After the irradiation in the cyclotron target holder, the target carrier was released down a tube line into a dissolution system (Fig. 1). This custom-built system is located in the cyclotron vault and remotely automated by an industrial programmable logic controller. The top portion of the system funnels the target carrier into an air-activated vacuum clamp that opens and closes the magnetic target carrier to release the 68Zn target payload into the polyvinylidene fluoride dissolution chamber. The middle section gates the passage of the target to the dissolution chamber with an air-activated union ball valve (19-mm opening) that seals off the chamber during the target dissolution process. The final portion of the system is the dissolution chamber, where an air/vent port (Fig. 1A) and an air-activated distribution valve (VICI) govern the incoming injections of 1.5 mL of 7 M nitric acid, 3 mL of water, and 2.75 mL of 2.5 M ammonium formate buffering solution through the liquid port (Fig. 1A) during the dissolution sequence and selects the destination line of the dissolved target to the proper synthesis unit. Inside the chamber, a magnetic stirring bar is activated for 2 min for complete dissolution (6), after which water and ammonium formate were added. The dissolved target solution arrives about 7 min after the cyclotron irradiation in the destination hot cell. With the process completed, the vacuum clamp and air-actuated release pin (Fig. 1B) allow the magnetic target carrier to exit the system via the ejection slide (Fig. 1C). At this point, all valves are reset, and the system is ready for another combined synthesis–dissolution process to target water flushing; the overall step is accomplished in 20 min after the end of bombardment.

![FIGURE 1.](http://jnm.snmjournals.org/https://jnm.snmjournals.org/content/jnumed/64/2/232/F2.medium.gif)

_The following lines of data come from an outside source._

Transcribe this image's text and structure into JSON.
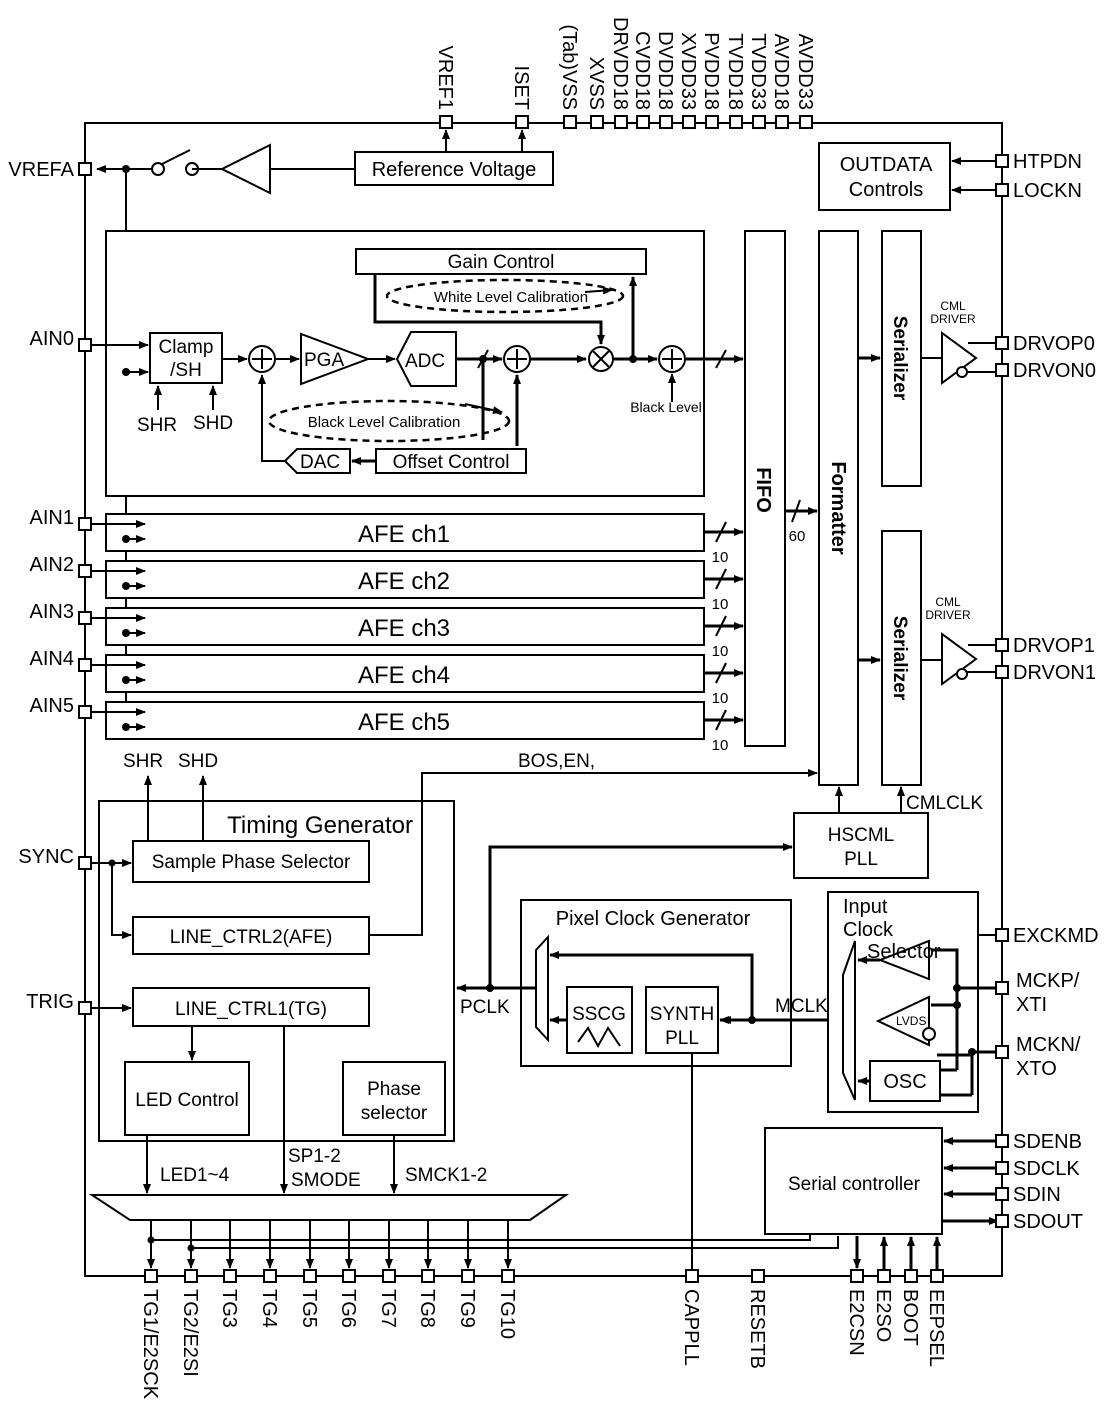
{
  "pins": {
    "top": [
      "VREF1",
      "ISET",
      "(Tab)VSS",
      "XVSS",
      "DRVDD18",
      "CVDD18",
      "DVDD18",
      "XVDD33",
      "PVDD18",
      "TVDD18",
      "TVDD33",
      "AVDD18",
      "AVDD33"
    ],
    "left": [
      "VREFA",
      "AIN0",
      "AIN1",
      "AIN2",
      "AIN3",
      "AIN4",
      "AIN5",
      "SYNC",
      "TRIG"
    ],
    "right": [
      "HTPDN",
      "LOCKN",
      "DRVOP0",
      "DRVON0",
      "DRVOP1",
      "DRVON1",
      "EXCKMD",
      "MCKP/\nXTI",
      "MCKN/\nXTO",
      "SDENB",
      "SDCLK",
      "SDIN",
      "SDOUT"
    ],
    "bottom": [
      "TG1/E2SCK",
      "TG2/E2SI",
      "TG3",
      "TG4",
      "TG5",
      "TG6",
      "TG7",
      "TG8",
      "TG9",
      "TG10",
      "CAPPLL",
      "RESETB",
      "E2CSN",
      "E2SO",
      "BOOT",
      "EEPSEL"
    ]
  },
  "blocks": {
    "reference_voltage": "Reference Voltage",
    "outdata_1": "OUTDATA",
    "outdata_2": "Controls",
    "gain_control": "Gain Control",
    "white_level": "White Level Calibration",
    "clamp_1": "Clamp",
    "clamp_2": "/SH",
    "pga": "PGA",
    "adc": "ADC",
    "black_level_cal": "Black Level Calibration",
    "black_level": "Black Level",
    "dac": "DAC",
    "offset_control": "Offset Control",
    "shr": "SHR",
    "shd": "SHD",
    "fifo": "FIFO",
    "formatter": "Formatter",
    "serializer": "Serializer",
    "cml_driver_1": "CML",
    "cml_driver_2": "DRIVER",
    "afe": [
      "AFE ch1",
      "AFE ch2",
      "AFE ch3",
      "AFE ch4",
      "AFE ch5"
    ],
    "bus_width_10": "10",
    "bus_width_60": "60",
    "bos_en": "BOS,EN,",
    "timing_generator": "Timing Generator",
    "sample_phase_selector": "Sample Phase Selector",
    "line_ctrl2": "LINE_CTRL2(AFE)",
    "line_ctrl1": "LINE_CTRL1(TG)",
    "led_control": "LED Control",
    "phase_selector_1": "Phase",
    "phase_selector_2": "selector",
    "led1_4": "LED1~4",
    "sp1_2": "SP1-2",
    "smode": "SMODE",
    "smck1_2": "SMCK1-2",
    "hscml_1": "HSCML",
    "hscml_2": "PLL",
    "cmlclk": "CMLCLK",
    "pixel_clock_generator": "Pixel Clock Generator",
    "pclk": "PCLK",
    "mclk": "MCLK",
    "sscg": "SSCG",
    "synth_1": "SYNTH",
    "synth_2": "PLL",
    "input_clock_1": "Input",
    "input_clock_2": "Clock",
    "input_clock_3": "Selector",
    "lvds": "LVDS",
    "osc": "OSC",
    "serial_controller": "Serial controller"
  }
}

[FIGURE 1.](http://jnm.snmjournals.org/content/64/2/232/F2)

FIGURE 1. 
In-vault dissolution system: component assembly (A), 68Zn-enriched target release (B), and magnetic target carrier release (C). PTFE = polytetrafluoroethylene; PVDF = polyvinylidene fluoride.

### Peptide Radiolabeling

The 68GaCl3 purification (6) and peptide radiolabeling steps were both performed on an AllInOne automated module (TRASIS), as shown in Figure 2. The 68GaCl3 purification was performed using the optimized procedure described by Alnahwi et al. (6). After the transfer of 68Ga, the line was rinsed with 0.01 M HCl (0.5 mL) for maximum recovery. The pH was adjusted to 3.5 with 1.2 mL of a 0.2 M ammonium formate metal trace buffer solution. The buffered solution was transferred to the reactor prefilled with a 1-mL solution of 60 μg of DOTATATE and 25 mg of ascorbic acid of traceSELECT (Sigma-Aldrich) grade. After mixing with nitrogen, the pH was 3.4–3.8 and the reaction mixture was raised to 100°C during 13 min. The radiolabeling yield was greater than 98%. After the labeling step, the reactor was cooled to 50°C, and the solution was then drawn into a syringe prefilled with 5 mL of water at room temperature. The peptide solution was passed through 500-mg C18 reversed-phase resin, and the reactor was rinsed with an extra 4 mL of water. The column was then washed twice with 10 mL of water. The 68Ga-DOTATATE was recovered with 3.5 mL of 55% (v/v) ethanol/water solution through the C18 column to the product vial for final formulation. The formulation was achieved by adding 17.5 mL of solution containing 0.14 g of Na2HPO4, 0.024 g of KH2PO4, 0.1 g of NaCl, and 100 mg of ascorbic acid to the product vial for a total volume of 21 mL and 9.4% ethanol. This solution was filtered through a sterile 0.22-μm polyvinylidene fluoride membrane filter (Millipore) and fractionized with the Eckert and Ziegler module in the clean room.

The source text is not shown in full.